Our culture says, “Happy are the healthy, wealthy, and wise.”
Jesus says, “Blessed are the poor in spirit, those who mourn, and those who are persecuted.”

This is a radical reversal. True blessedness is not comfort, status, or safety—it is living close to the heart of God, even when that means suffering, loss, or misunderstanding.

Matthew wants his community to know that Jesus is not an add-on to a comfortable religious life; he is the one who redefines what a meaningful, blessed life actually is.

Blessedness Turned Upside Down

Listen closely: the Beatitudes are a direct challenge to a shallow idea of being “blessed.”

“Blessed” does not mean “everything is going my way.” The saints we admire were often poor, sick, persecuted, and misunderstood—yet they lived lives deeply aligned with God’s love and justice.

In that light:

  • “Blessed are the poor in spirit” means happy are those who know their need for God.
  • “Blessed are those who mourn” affirms that God is close to those who grieve.
  • “Blessed are those who are persecuted” reminds us that suffering for what is right is not failure, but fidelity.

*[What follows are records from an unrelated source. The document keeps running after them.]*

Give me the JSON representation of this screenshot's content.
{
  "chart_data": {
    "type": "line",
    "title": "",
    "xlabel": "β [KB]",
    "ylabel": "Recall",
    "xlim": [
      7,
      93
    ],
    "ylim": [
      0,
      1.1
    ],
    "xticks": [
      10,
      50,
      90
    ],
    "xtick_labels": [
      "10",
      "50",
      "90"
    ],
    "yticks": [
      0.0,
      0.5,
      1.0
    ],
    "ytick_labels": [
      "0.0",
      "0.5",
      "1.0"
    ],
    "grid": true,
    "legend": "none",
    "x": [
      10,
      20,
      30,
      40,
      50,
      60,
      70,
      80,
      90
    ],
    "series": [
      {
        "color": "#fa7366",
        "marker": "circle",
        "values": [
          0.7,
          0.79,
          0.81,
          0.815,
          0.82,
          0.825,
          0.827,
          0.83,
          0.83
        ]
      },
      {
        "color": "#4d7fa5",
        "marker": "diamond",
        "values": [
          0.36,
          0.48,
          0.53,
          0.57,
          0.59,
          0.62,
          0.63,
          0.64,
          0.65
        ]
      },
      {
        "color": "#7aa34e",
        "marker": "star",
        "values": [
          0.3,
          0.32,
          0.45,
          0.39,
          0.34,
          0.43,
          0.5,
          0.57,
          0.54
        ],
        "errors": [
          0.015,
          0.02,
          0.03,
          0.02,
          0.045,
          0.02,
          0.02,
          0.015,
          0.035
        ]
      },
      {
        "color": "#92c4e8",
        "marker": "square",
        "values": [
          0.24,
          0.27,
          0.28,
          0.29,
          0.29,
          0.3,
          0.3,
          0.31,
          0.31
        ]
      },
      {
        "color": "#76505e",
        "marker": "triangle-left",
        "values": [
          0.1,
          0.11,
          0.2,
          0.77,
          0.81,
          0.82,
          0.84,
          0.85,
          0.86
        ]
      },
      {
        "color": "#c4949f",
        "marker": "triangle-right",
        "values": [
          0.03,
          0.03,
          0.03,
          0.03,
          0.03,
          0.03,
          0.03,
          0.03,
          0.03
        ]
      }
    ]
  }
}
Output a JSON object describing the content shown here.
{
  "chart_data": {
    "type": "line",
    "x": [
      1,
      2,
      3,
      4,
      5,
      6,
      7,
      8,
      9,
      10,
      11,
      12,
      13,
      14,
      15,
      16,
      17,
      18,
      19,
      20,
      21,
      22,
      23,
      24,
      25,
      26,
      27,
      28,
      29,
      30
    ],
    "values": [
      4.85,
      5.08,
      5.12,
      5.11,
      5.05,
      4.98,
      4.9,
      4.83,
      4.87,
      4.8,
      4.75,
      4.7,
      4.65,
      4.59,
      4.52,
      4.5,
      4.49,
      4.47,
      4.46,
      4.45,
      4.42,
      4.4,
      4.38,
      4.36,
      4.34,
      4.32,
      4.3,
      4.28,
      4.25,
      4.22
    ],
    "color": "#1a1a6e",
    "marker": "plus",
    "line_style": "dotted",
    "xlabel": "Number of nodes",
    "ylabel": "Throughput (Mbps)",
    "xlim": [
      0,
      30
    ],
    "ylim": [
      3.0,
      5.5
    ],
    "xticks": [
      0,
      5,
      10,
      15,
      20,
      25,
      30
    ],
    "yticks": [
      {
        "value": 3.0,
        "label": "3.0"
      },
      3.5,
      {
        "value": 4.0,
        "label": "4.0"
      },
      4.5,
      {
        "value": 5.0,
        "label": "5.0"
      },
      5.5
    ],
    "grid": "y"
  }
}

If our definition of “blessed” excludes the suffering faithful, then it is our definition—not Jesus’—that needs to change.

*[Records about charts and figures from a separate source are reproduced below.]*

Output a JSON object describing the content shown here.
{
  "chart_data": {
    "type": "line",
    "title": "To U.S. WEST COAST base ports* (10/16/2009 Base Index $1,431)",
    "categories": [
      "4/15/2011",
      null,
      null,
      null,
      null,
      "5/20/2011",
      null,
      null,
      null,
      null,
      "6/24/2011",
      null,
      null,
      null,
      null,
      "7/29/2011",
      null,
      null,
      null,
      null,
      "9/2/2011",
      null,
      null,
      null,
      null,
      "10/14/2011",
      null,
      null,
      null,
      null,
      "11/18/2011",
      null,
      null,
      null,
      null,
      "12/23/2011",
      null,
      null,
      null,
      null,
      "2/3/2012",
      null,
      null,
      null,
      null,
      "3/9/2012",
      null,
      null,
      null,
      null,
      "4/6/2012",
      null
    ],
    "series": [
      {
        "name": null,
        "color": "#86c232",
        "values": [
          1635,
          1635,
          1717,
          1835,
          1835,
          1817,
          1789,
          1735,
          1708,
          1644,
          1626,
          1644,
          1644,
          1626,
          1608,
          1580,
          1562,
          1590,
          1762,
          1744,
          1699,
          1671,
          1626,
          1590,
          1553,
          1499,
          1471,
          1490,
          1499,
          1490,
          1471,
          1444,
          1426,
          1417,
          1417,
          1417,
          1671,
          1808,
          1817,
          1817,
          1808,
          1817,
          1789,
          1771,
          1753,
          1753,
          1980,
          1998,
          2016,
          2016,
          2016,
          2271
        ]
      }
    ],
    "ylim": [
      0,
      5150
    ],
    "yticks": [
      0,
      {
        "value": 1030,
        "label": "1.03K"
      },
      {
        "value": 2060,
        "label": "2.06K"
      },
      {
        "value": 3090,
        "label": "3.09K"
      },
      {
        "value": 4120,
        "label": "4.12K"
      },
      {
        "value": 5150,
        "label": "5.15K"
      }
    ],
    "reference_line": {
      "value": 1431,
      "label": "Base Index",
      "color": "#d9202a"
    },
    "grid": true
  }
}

You Are the Salt of the Earth

After redefining blessedness, Matthew shows Jesus turning to his followers:

“You are the salt of the earth.”

In the ancient world, salt had two key purposes:
it preserved food from decay and added flavor to make meals worth tasting.

Faith should do the same:

  • Say no to decay—no to injustice, indifference, and moral rot.
  • Bring flavor—hope, mercy, courage, and joy that make life fully alive.

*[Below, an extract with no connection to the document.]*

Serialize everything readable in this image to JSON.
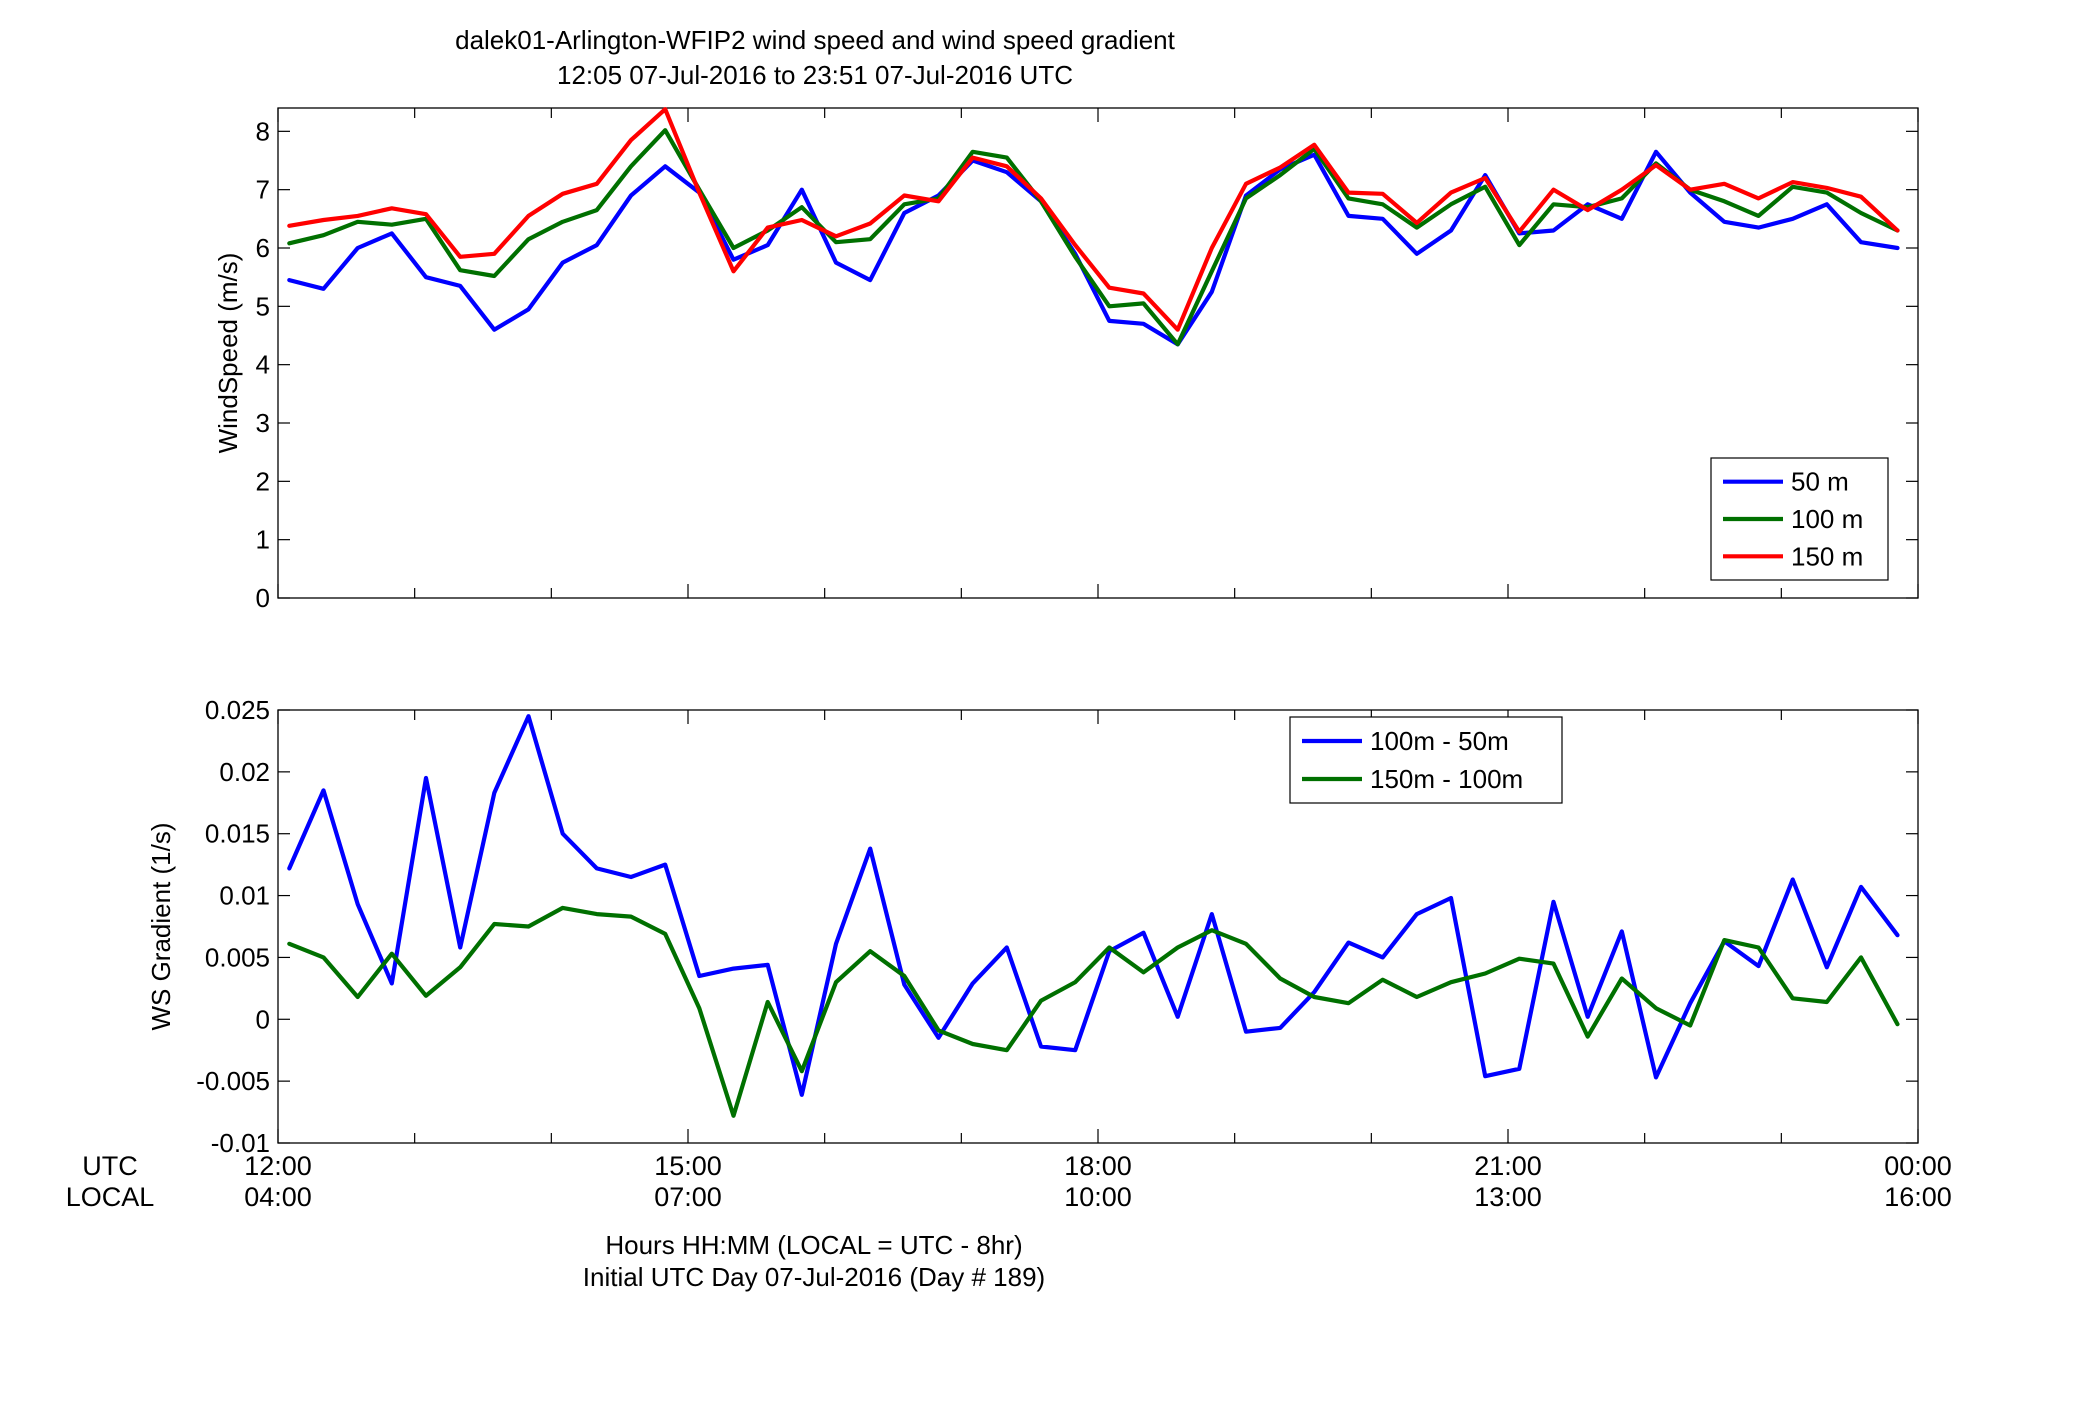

If faith doesn’t preserve what is good or bring real flavor to our communities, Jesus’ question is blunt:

What good is it?

For Matthew’s community under empire, it was tempting to keep discipleship quiet. For us, it’s tempting to keep it private. In both cases, the call is the same:
Your faith is not meant to be hidden. It is meant to make a difference.

You Are the Light of the World

In Matthew’s Gospel, Jesus goes further:

“You are the light of the world.”

Light does what darkness never can—it exposes what is hidden, guides those who cannot see, and pushes back fear and confusion.

We often think our only options are to withdraw or fight like the powers we oppose.
Matthew offers a third way: do good works.

Not by:

  • Withdrawing into ignorance (“I don’t want to know what’s going on…”),
  • Nor mirroring the empire with anger or domination,
    but by living visibly different lives through mercy and justice.

These good works are not about collecting praise—they are meant to draw attention to God:

“That they may see your good works and give glory to your Father in heaven.”
The point is not, “Look how good I am,” but “Look how good God is.”

From Volunteers to Servants: Faith That Shows Up

Matthew’s message challenges how we understand service.

From the world’s point of view:

  • Volunteers give time and energy, expecting thanks and recognition.

From the Gospel’s point of view:

  • Disciples are servants who see every act of love as an opportunity to serve, not a favor to God or the church.

That shift changes everything:

  • Serving in a food pantry becomes feeding the hungry.
  • Showing up at a shelter or jail ministry becomes being salt and light.
  • Serving across divides becomes a sign of God’s kingdom breaking in.

If faith doesn’t change how we treat the least, lost, and lonely, it’s not the faith Jesus preached on that mountain.

Becoming Salt and Light in Your Community

To live out the Gospel of Matthew concretely, ask and act on these questions:

  • Where is there decay in my community—places of injustice, neglect, or quiet suffering—that I can help heal?
  • Where can I add flavor—encouragement, compassion, practical help—to someone’s daily life?
  • What good works can I do for God’s glory, not my own recognition?
  • How can my parish, group, or family work for justice, not just charity?

The Gospel of Matthew is more than an ancient text—it’s a blueprint for courageous, joyful discipleship.
Jesus, the new Moses, calls us not just to listen from the mountain, but to walk back down and transform the world
preserving what is good, exposing what is dark, and shining with the light of God’s kingdom for all to see.